I agree with you that Genesis is, "much richer and deeper than the bare literalist explanation," but that doesn't mean the literalist explanation is wrong. It's merely inadequate. That's because it's only dealing with what we can infer about the 'how' rather than what Genesis can tell skillful exegetes about the 'why'. On the other hand, what we have been led to believe is the 'scientific' explanation about the 'how' is a) not 'scientific' according to my (our?) understanding of science, and b) presumes materialism, or naturalism, or physicalism - take your pick of the termininology.

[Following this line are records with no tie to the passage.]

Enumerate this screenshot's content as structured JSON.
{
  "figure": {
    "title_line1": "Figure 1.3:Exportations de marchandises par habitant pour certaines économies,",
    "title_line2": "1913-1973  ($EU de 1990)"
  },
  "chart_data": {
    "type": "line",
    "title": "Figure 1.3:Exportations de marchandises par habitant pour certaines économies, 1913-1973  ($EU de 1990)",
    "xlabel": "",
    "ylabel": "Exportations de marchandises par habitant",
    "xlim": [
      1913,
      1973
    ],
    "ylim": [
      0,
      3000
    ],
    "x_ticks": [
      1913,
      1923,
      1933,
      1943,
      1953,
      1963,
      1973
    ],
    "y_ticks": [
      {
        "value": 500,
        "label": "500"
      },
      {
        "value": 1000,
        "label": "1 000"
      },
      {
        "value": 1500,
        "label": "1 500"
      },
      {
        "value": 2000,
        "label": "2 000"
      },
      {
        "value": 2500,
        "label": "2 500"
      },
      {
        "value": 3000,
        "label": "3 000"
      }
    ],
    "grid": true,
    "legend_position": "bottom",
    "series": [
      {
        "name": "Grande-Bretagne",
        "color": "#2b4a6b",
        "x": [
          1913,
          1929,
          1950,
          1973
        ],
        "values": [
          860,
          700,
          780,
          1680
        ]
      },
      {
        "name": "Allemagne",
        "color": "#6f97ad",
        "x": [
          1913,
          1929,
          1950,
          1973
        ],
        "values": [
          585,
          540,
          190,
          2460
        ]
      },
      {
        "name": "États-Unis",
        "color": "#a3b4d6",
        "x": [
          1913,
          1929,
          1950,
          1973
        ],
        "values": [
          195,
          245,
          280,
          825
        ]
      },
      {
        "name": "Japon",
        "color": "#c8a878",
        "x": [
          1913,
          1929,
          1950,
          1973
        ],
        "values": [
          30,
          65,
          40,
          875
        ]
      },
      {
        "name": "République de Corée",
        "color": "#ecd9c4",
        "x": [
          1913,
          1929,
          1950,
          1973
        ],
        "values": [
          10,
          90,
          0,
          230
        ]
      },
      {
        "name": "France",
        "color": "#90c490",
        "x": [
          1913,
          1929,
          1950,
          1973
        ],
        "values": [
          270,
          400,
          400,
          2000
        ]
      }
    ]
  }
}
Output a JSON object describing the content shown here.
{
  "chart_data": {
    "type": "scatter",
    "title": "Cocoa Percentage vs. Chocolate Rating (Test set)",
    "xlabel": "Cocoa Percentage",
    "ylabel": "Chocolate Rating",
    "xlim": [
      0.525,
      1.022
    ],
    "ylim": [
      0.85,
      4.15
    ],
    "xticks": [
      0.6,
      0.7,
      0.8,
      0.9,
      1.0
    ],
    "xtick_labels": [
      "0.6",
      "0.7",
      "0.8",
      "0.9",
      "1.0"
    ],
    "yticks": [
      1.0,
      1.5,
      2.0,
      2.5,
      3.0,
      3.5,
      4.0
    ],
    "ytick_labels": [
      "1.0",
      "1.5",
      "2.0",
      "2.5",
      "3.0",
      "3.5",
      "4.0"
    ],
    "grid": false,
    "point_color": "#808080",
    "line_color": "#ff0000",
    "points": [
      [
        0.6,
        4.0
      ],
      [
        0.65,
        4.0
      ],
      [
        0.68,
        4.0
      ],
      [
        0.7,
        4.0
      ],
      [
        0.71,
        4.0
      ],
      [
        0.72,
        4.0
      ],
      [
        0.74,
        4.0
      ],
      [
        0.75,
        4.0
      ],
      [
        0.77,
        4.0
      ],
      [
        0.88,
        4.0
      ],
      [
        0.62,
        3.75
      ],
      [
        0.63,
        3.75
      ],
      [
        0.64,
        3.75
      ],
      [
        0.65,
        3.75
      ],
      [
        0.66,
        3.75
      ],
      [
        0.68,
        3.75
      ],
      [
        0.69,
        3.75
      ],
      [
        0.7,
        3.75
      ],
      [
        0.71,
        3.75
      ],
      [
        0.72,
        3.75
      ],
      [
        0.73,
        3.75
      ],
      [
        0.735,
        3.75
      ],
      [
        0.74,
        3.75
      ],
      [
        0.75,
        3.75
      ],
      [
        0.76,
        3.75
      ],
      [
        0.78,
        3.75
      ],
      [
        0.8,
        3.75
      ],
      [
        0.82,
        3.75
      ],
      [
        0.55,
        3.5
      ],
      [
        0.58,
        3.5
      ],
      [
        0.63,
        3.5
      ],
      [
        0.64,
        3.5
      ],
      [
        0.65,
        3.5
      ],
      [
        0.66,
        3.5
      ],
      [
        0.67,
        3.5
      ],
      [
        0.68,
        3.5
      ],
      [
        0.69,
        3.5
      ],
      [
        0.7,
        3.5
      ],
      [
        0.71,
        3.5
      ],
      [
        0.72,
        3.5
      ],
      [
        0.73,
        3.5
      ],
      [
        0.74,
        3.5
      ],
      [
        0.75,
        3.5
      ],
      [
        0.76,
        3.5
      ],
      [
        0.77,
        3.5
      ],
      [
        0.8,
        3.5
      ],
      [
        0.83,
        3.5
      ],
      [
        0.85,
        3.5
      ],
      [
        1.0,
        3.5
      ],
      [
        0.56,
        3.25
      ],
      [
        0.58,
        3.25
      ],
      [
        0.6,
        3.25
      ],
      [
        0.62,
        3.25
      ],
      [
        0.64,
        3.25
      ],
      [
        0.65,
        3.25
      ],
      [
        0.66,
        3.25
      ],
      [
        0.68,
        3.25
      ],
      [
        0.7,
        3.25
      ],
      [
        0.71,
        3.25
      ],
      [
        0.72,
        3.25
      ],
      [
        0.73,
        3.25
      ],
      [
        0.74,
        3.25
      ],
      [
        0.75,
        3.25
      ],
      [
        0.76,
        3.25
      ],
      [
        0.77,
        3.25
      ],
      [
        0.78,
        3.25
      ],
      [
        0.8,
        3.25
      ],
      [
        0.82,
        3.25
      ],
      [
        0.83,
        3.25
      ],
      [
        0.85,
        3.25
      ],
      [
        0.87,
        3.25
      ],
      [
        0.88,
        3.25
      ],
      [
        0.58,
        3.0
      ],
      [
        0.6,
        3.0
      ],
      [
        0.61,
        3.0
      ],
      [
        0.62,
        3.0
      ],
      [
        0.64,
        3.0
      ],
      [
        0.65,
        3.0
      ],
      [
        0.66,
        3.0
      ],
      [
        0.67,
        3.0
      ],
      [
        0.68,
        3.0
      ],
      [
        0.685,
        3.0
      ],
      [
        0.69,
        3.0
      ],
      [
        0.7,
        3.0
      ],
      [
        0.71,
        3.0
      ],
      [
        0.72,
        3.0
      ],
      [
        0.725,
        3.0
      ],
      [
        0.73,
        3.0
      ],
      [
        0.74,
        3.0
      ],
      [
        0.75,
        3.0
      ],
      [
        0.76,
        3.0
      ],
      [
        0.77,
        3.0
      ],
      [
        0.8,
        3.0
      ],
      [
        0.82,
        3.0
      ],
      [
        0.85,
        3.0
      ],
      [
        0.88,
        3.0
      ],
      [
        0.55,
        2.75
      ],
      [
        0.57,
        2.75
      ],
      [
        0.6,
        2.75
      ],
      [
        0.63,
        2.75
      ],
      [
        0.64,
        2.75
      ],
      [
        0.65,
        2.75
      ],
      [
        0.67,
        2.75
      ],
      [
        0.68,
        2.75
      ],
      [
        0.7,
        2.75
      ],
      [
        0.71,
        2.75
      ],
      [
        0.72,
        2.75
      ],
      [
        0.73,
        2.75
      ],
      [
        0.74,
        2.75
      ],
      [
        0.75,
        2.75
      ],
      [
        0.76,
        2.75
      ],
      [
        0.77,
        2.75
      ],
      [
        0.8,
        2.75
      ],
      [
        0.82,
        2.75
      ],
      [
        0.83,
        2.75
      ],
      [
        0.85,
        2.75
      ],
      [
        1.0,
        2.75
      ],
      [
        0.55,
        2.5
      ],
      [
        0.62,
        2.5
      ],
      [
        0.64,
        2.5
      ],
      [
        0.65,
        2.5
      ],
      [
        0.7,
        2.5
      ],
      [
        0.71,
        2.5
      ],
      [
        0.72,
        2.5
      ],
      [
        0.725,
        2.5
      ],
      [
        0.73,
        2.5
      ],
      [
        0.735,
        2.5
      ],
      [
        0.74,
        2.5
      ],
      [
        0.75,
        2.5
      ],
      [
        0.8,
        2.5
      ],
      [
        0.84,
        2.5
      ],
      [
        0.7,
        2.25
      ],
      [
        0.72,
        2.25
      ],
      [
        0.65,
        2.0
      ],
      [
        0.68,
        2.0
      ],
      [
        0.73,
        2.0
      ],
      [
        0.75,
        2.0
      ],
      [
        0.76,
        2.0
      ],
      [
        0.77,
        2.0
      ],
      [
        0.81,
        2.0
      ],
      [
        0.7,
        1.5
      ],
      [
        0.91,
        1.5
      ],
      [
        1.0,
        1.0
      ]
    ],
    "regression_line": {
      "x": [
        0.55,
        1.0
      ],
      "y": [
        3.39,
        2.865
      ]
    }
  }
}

My husband bought me Francis Collins' book. I couldn't read very far into it because it bored me to tears. Same old, same old guff. A more interesting book is Dr. John Sanford's "Genetic Entropy and the Mystery of the Genome". Not being a geneticist I found it fairly hard to read but I know enough to know that he has blown the biological evolution story right out of the water.

Michael Mercer said...

Thanks for your thoughtful comment, Janice. From my perspective, I think it is problematic to posit that the earth is only a few thousand years old with any kind of scientific integrity. And I don't think one has to take a very radical position on the Bible in order to say that it doesn't teach a young earth. Also, while you are absolutely correct that consensus is not the final arbiter of truth, one must take seriously the nearly universal acceptance of some sort of evolutionary process and recognize that it is tested every day by the normal scientific method. If it were so radically wrong, as YEC's suggest, wouldn't someone within the scientific community have published compelling evidence that would have at least caused splits in that consensus? This is where many YEC's unfortunately become conspiracy theorists, casting aspersions on the whole scientific enterprise that disagrees with them as being rooted in naturalistic atheism. Collins and others like him are trying to show that this is unnecessary and unhelpful to Christian witness to God's truth in the world.

Marcus Goodyear said...

Janice, I'd encourage you to give Collins' book another try. If nothing else, skim ahead to the end. Great stuff.